The first was a classic catty-girl tactic. She was rude (but only to me) from the get-go but I didn't take it personally as it was quite apparent that she fancied my boyfriend, and I'd gotten used to the constant sly digs designed to undermine and embarrass. One of which - said in front of everyone, of course - was "wow, it must take you such a long time to apply all that makeup". My makeup at the time: a teeny bit of Revolution Conceal & Define Concealer, hint of Benefit Hoola, brows brushed up with Glossier Boy Brow and a swipe of lip balm. I'd guess that this three-product application took me literally less than two minutes from start to finish, but my face not being completely bare was portrayed as a negative, my beloved Real Techniques Expert Face Brush used as a tool with which to bash me with.

The second was a genuine question from a guy we met (and ended up living with, and will be friends with for life I'm sure) who asked "you know you're travelling, right?" as I sat on our communal sofa applying my Charlotte Tilbury Pillow Talk Luxury Palette. As someone who doesn't even wear shoes, I could completely see how unnecessary and decidedly 'extra' it looked to him. "It makes me happy!" I replied, to which he gave me an understanding nod and said, "you do you". It wasn't him, or my boyfriend, or anyone else that I bought the £45 palette for: it was for me, because I like pretty colours and making my eyelids all sparkly.

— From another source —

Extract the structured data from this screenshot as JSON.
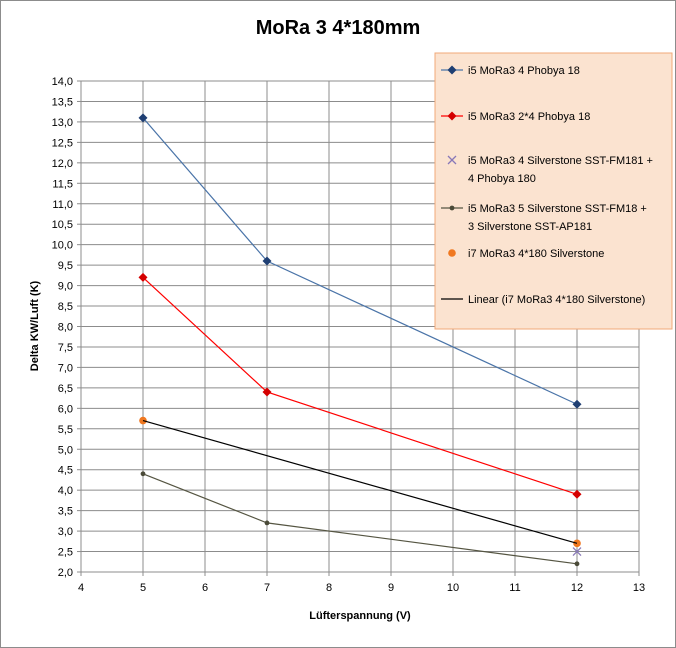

Both questions - one a strategic move from an insecure individual and one offhand remark from a perplexed shoeless Danish dude - implied that I shouldn't be wearing makeup. And I'm just here to say, why ever the hell not?

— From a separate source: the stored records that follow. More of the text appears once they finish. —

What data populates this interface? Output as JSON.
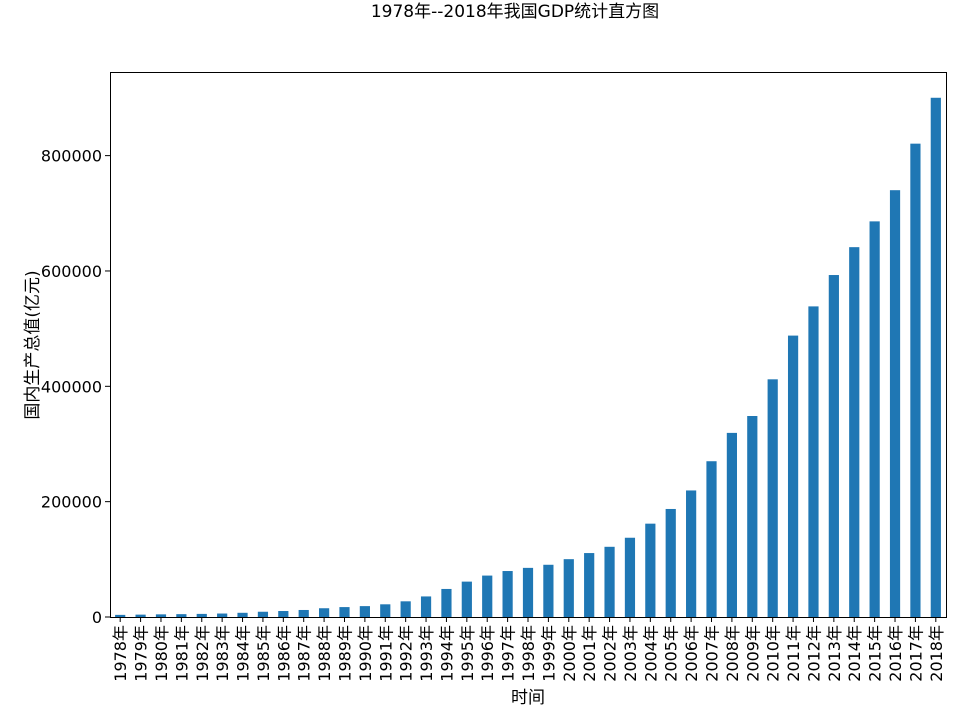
{
  "chart_data": {
    "type": "bar",
    "title": "1978年--2018年我国GDP统计直方图",
    "xlabel": "时间",
    "ylabel": "国内生产总值(亿元)",
    "ylim": [
      0,
      945000
    ],
    "yticks": [
      0,
      200000,
      400000,
      600000,
      800000
    ],
    "ytick_labels": [
      "0",
      "200000",
      "400000",
      "600000",
      "800000"
    ],
    "grid": false,
    "bar_color": "#1f77b4",
    "categories": [
      "1978年",
      "1979年",
      "1980年",
      "1981年",
      "1982年",
      "1983年",
      "1984年",
      "1985年",
      "1986年",
      "1987年",
      "1988年",
      "1989年",
      "1990年",
      "1991年",
      "1992年",
      "1993年",
      "1994年",
      "1995年",
      "1996年",
      "1997年",
      "1998年",
      "1999年",
      "2000年",
      "2001年",
      "2002年",
      "2003年",
      "2004年",
      "2005年",
      "2006年",
      "2007年",
      "2008年",
      "2009年",
      "2010年",
      "2011年",
      "2012年",
      "2013年",
      "2014年",
      "2015年",
      "2016年",
      "2017年",
      "2018年"
    ],
    "values": [
      3679,
      4101,
      4588,
      4936,
      5373,
      6021,
      7279,
      9099,
      10376,
      12175,
      15180,
      17180,
      18873,
      22006,
      27195,
      35673,
      48638,
      61340,
      71814,
      79715,
      85196,
      90564,
      100280,
      110863,
      121717,
      137422,
      161840,
      187319,
      219439,
      270092,
      319245,
      348518,
      412119,
      487940,
      538580,
      592963,
      641281,
      685993,
      740061,
      820754,
      900310
    ]
  }
}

I get it, backpacking inherently implies minimalism as you can literally only own what you can physically carry on your back, and when it's hot you're thinking about reaching for a bottle of water and not a lipliner. But genuinely, what difference does it make whether your lips are lined or not? It impacts neither the experience nor the journey, and spending three minutes - which is nothing, in the grand scheme of a 24-hour day - applying a slick of mascara and a swipe of lipstick if that's what you want to do is your prerogative.

'If that's what you want to do' should be the takeaway from that last paragraph, as makeup is all about freedom and expression without rules or limitations. I'm currently in a travelling environment where makeup is extremely rare - I haven't seen a Velvet Teddy or a winged liner for weeks - and whilst I often forgo it during the day as I just can't be bothered, I really take pleasure in little things like smoothing on some Glossier Lidstar and blending it out. I find it relaxing, enjoyable and kind of like a form of self-care.

I guess the reason why I was compelled to write this blog post is the feeling of being judged: that by wearing makeup - especially whilst travelling, in a sea of hippie pants and dreadlocks - it means that you're hiding, unconfident or materialistic. The way I see it, not wearing any makeup is as much as a choice as wearing a full face of contour and as it's all down to personal preference, there's no right or wrong.

We see makeup-shaming all the time, from snide remarks about people who - shock, horror - wear it at the gym or the pool, to petty "she's wearing way too much makeup" comments on Instagram posts. FYI, the people who write those sorts of things are the same people who internally squeal with glee when a celebrity is 'caught' without a full face in the Daily Mail whilst dropping their kids off at school. It's bred from insecurity, enables them to feel superior and breeds nothing but negative judgement.

Your time is your time and your choices are your choices. If recreating one of the insanely talented Nikkie Tutorials videos means you feel happy and confident and creative, then that's what you should do - and what you shouldn't do is let outside irrelevant opinions stop you from expressing yourself in whatever way makes your soul shine.

I think everyone should strive to adopt a 'different strokes for different folks' attitude like our Danish friend, who didn't understand why I was buffing in foundation and applying blinding highlighter in a tiny village in the middle of the Philippines and thought the whole thing pointless, but accepted it and said "you do you" with a smile anyway.